SASsy Fridays started as a COP in W14 in response to the growing interest of SAS-specific topics beyond what was being taught in the workshops. If you use SAS and are interested in learning and sharing new approaches to using the software or new statistical approaches in SAS, this is the COP for you!  For past topics please review the SASsy Fridays blog.  If you have a topic you would like to present or would like more information about, please email oacstats@uoguelph.ca. SASsy Fridays sessions will take place in the Crop Science Lab Rm 121A on the following dates and times:

  • Friday, October 13  from 12:30-1:20 p.m.
  • Friday, October 27 from 12:30-1:20 p.m.
  • Friday, November 10 from 12:30-1:20 p.m.
  • Friday, November 24 from 12:30-1:20 p.m.
  • Friday, December 8 from 12:30-1:20 p.m.

Crimes of Statistics

Many of us conduct experiments and run the appropriate statistical analysis, but sometimes we can get caught up in questioning the basics of the theoretical background. Topics such as replication, sampling, power, p-values, and many more. This COP will meet to discuss these and other topics. A short presentation on the topic du jour will be followed by a discussion of situations you may have encountered. The Crimes of Statistics COP will meet in the OAC Boardroom (Johnston Hall) on the following dates and times:

  • Tuesday, August 22 from 10:00-10:50 a.m.
  • Tuesday, September 5 from 10:00-10:50 a.m.
  • Tuesday, October 3 from 10:00-10:50 a.m.
  • Thursday, November 2 from 10:00-10:50 a.m.
  • Thursday, November 30 from 10:00-10:50 a.m.
  • Tuesday, December 12 from 10:00-10:50 a.m.

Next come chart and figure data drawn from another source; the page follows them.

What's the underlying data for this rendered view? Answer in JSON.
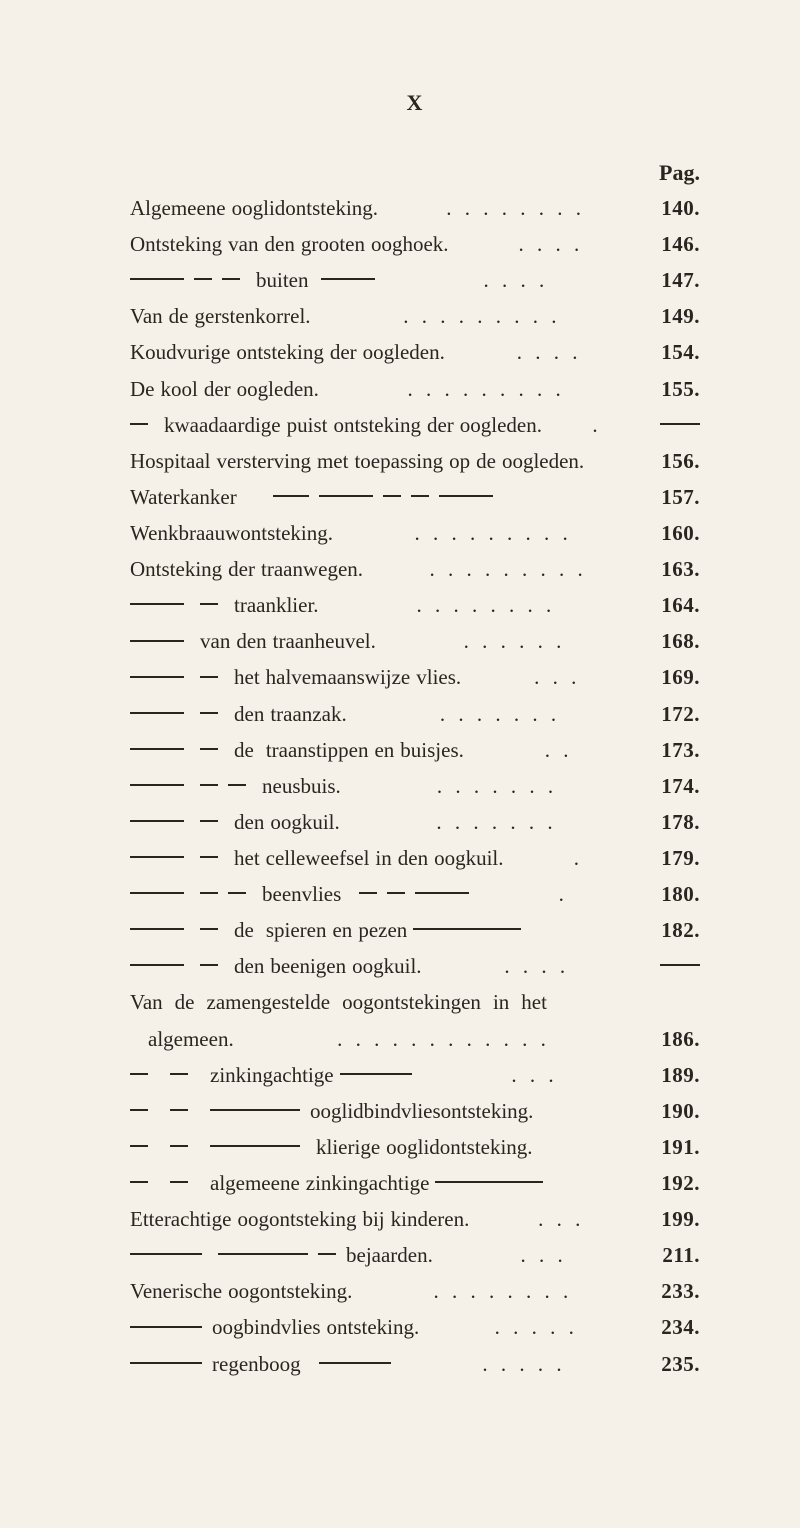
{
  "page_numeral": "X",
  "header": "Pag.",
  "text_color": "#2a2520",
  "background_color": "#f5f1e8",
  "font_family": "Georgia, Times New Roman, serif",
  "base_font_size_pt": 16,
  "line_height": 1.72,
  "entries": [
    {
      "text": "Algemeene ooglidontsteking.",
      "page": "140."
    },
    {
      "text": "Ontsteking van den grooten ooghoek.",
      "page": "146."
    },
    {
      "text": "——— — —  buiten  ———",
      "page": "147."
    },
    {
      "text": "Van de gerstenkorrel.",
      "page": "149."
    },
    {
      "text": "Koudvurige ontsteking der oogleden.",
      "page": "154."
    },
    {
      "text": "De kool der oogleden.",
      "page": "155."
    },
    {
      "text": "—  kwaadaardige puist ontsteking der oogleden.",
      "page": "——"
    },
    {
      "text": "Hospitaal versterving met toepassing op de oogleden.",
      "page": "156."
    },
    {
      "text": "Waterkanker      —— ——— — — ———",
      "page": "157."
    },
    {
      "text": "Wenkbraauwontsteking.",
      "page": "160."
    },
    {
      "text": "Ontsteking der traanwegen.",
      "page": "163."
    },
    {
      "text": "———  —  traanklier.",
      "page": "164."
    },
    {
      "text": "———  van den traanheuvel.",
      "page": "168."
    },
    {
      "text": "———  —  het halvemaanswijze vlies.",
      "page": "169."
    },
    {
      "text": "———  —  den traanzak.",
      "page": "172."
    },
    {
      "text": "———  —  de  traanstippen en buisjes.",
      "page": "173."
    },
    {
      "text": "———  — —  neusbuis.",
      "page": "174."
    },
    {
      "text": "———  —  den oogkuil.",
      "page": "178."
    },
    {
      "text": "———  —  het celleweefsel in den oogkuil.",
      "page": "179."
    },
    {
      "text": "———  — —  beenvlies   — — ———",
      "page": "180."
    },
    {
      "text": "———  —  de  spieren en pezen ——————",
      "page": "182."
    },
    {
      "text": "———  —  den beenigen oogkuil.",
      "page": "——"
    },
    {
      "text": "Van  de  zamengestelde  oogontstekingen  in  het",
      "page": ""
    },
    {
      "text": "   algemeen.",
      "page": "186."
    },
    {
      "text": "—   —   zinkingachtige ————",
      "page": "189."
    },
    {
      "text": "—   —   ————— ooglidbindvliesontsteking.",
      "page": "190."
    },
    {
      "text": "—   —   —————  klierige ooglidontsteking.",
      "page": "191."
    },
    {
      "text": "—   —   algemeene zinkingachtige ——————",
      "page": "192."
    },
    {
      "text": "Etterachtige oogontsteking bij kinderen.",
      "page": "199."
    },
    {
      "text": "————  ————— — bejaarden.",
      "page": "211."
    },
    {
      "text": "Venerische oogontsteking.",
      "page": "233."
    },
    {
      "text": "———— oogbindvlies ontsteking.",
      "page": "234."
    },
    {
      "text": "———— regenboog   ————",
      "page": "235."
    }
  ],
  "fills": [
    ". . . . . . . .",
    ". . . .",
    " . . . .",
    ". . . . . . . . .",
    " . . . .",
    ". . . . . . . . .",
    "  .  ",
    " ",
    " ",
    ". . . . . . . . .",
    ". . . . . . . . .",
    " . . . . . . . .",
    " . . . . . .",
    " . . .",
    " . . . . . . .",
    " . .",
    " . . . . . . .",
    " . . . . . . .",
    " .",
    " .",
    " ",
    " . . . .",
    "",
    " . . . . . . . . . . . .",
    "  . . .",
    " ",
    " ",
    " ",
    "  . . .",
    " . . .",
    " . . . . . . . .",
    " . . . . .",
    "  . . . . ."
  ]
}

The first meeting on August 22 will be an information gathering session. Please bring any topics you would like to see discussed to this session.

OAC R Users Group

R is growing in popularity and is gaining international acceptance in the research community. The goal of this group will be to exchange knowledge about R-packages and R-libraries that your research field or your lab uses. A short presentation or demonstration of  practical application of an R-package or R-library will be followed by questions and exploration of other uses for the presented material. The OAC R User Group meetings will take place in Crop Science Lab Rm 121A on the following dates and times:

  • Friday, October 20 from 12:30-1:20 p.m.
  • Friday, November 3 from 12:30-1:20 p.m.
  • Friday, November 17 from 12:30-1:20 p.m.
  • Friday, December 1 from 12:30-1:20 p.m.
  • Friday, December 15 from 12:30-1:20 p.m.

Data Visualization

You have been collecting data for a project and now it’s time to do something with it! What do you do? How do you present it? Should it be a table? A graph? A chart? This COP will discuss different ways of presenting data, the pros and cons of different formats, and will encourage the community to demonstrate their favourite data visualization formats. The Data Visualization COP will meet in the OAC Boardroom (Johnston Hall) on the following dates and times:

  • Tuesday, October 17 from 12:00-12:50 p.m.
  • Tuesday, October 31 from 12:00-12:50 p.m.
  • Tuesday, November 14 from 12:00-12:50 p.m.
  • Tuesday, November 28 from 12:00-12:50 p.m.
  • Tuesday, December 12 from 12:00-12:50 p.m.